Bajo el cielo de agosto, plomizo y mudo, se acuesta la tarde con pereza de almohada. La piscina es un vidrio tranquilo y desnudo que duerme bajo el techo de la arbolada.
Un susurro de agua, leve, quebrado, moneda de plata que cae en la fuente se enreda al trino de un pájaro escondido, en la sinfonía de la tarde doliente.
La sombra de los árboles, verde y fría, como un manto de seda nos cubre y mece.
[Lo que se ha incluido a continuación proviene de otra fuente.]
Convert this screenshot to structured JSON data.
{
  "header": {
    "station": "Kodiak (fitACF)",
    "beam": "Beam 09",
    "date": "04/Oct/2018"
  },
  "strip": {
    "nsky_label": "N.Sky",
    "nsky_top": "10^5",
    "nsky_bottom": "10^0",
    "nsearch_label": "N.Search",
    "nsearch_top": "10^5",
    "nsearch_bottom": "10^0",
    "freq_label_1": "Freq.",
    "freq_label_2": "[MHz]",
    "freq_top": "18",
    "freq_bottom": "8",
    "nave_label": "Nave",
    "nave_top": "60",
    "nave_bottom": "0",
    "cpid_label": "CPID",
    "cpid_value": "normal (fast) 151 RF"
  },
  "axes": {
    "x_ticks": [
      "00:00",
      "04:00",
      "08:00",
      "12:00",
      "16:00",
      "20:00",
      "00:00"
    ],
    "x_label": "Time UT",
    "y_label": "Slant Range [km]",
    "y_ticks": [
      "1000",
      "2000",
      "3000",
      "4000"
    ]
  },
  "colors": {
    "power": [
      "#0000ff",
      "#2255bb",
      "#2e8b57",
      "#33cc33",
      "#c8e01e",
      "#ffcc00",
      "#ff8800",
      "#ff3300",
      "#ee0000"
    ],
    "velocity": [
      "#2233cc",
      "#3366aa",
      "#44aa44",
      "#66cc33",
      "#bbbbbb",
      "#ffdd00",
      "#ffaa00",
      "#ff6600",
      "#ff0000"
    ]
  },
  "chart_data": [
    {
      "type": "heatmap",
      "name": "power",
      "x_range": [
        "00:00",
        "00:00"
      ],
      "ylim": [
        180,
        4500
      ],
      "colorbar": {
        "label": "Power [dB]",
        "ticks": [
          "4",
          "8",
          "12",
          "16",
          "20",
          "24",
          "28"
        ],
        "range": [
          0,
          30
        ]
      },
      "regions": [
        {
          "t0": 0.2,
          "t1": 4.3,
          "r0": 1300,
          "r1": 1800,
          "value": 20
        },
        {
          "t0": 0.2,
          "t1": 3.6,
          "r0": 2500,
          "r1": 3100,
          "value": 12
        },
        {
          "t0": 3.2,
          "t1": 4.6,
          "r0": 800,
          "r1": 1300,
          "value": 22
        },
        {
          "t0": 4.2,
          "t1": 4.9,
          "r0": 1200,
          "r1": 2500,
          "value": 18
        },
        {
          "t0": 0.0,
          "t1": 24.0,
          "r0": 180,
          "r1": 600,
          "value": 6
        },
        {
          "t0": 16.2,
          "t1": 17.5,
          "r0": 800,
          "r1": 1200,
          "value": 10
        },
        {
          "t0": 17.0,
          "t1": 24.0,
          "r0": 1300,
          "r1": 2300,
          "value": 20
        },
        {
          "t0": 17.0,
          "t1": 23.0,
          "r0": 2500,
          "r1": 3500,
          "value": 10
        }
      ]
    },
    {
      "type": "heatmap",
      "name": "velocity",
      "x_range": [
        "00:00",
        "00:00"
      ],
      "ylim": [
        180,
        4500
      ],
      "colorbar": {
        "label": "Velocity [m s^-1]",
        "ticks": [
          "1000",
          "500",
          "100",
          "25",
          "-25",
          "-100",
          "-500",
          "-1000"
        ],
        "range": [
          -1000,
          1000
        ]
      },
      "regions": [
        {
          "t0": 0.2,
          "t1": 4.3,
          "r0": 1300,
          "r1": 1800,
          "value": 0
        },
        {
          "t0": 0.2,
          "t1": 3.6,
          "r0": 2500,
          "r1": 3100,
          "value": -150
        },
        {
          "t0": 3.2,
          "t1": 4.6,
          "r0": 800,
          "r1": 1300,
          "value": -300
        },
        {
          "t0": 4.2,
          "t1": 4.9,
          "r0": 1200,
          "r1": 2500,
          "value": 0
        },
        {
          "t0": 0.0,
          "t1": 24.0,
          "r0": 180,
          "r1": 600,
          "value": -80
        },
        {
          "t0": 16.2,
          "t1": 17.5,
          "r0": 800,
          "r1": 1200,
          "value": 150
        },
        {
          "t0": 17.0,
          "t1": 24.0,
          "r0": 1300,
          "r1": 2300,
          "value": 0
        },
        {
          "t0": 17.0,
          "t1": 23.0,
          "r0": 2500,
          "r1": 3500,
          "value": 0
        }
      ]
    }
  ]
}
Se desliza un cuerpo, el agua fía su frescor al calor que le ofrece.
Y es un largo nadar, lento, en la nada, surcando un silencio de cristal calmo, mientras el mundo se deshace en la almohada de una nube gris, con su quietud y su calma.
Luego, el regreso a la orilla umbría, a la hamaca que espera bajo el follaje, y en una rendija que el cielo abría, un rayo de sol se cuela con ajeno visaje.
Es un hilo de luz, tímido y escaso, que doró por un segundo la corteza, un milagro fugaz, un breve ocaso en la tarde nublada que declina y se posa.
Y así se queda el tiempo, suspendido, entre el rumor del agua y el ave que canta, en este rincón del mundo, escondido, donde la paz se teje con hebras de encanto.
Un ensueño de agosto, ya marchito, con sabor a verano que pronto se aleja, bajo el árbol que guarda nuestro grito y el rayo de sol que la nube deja.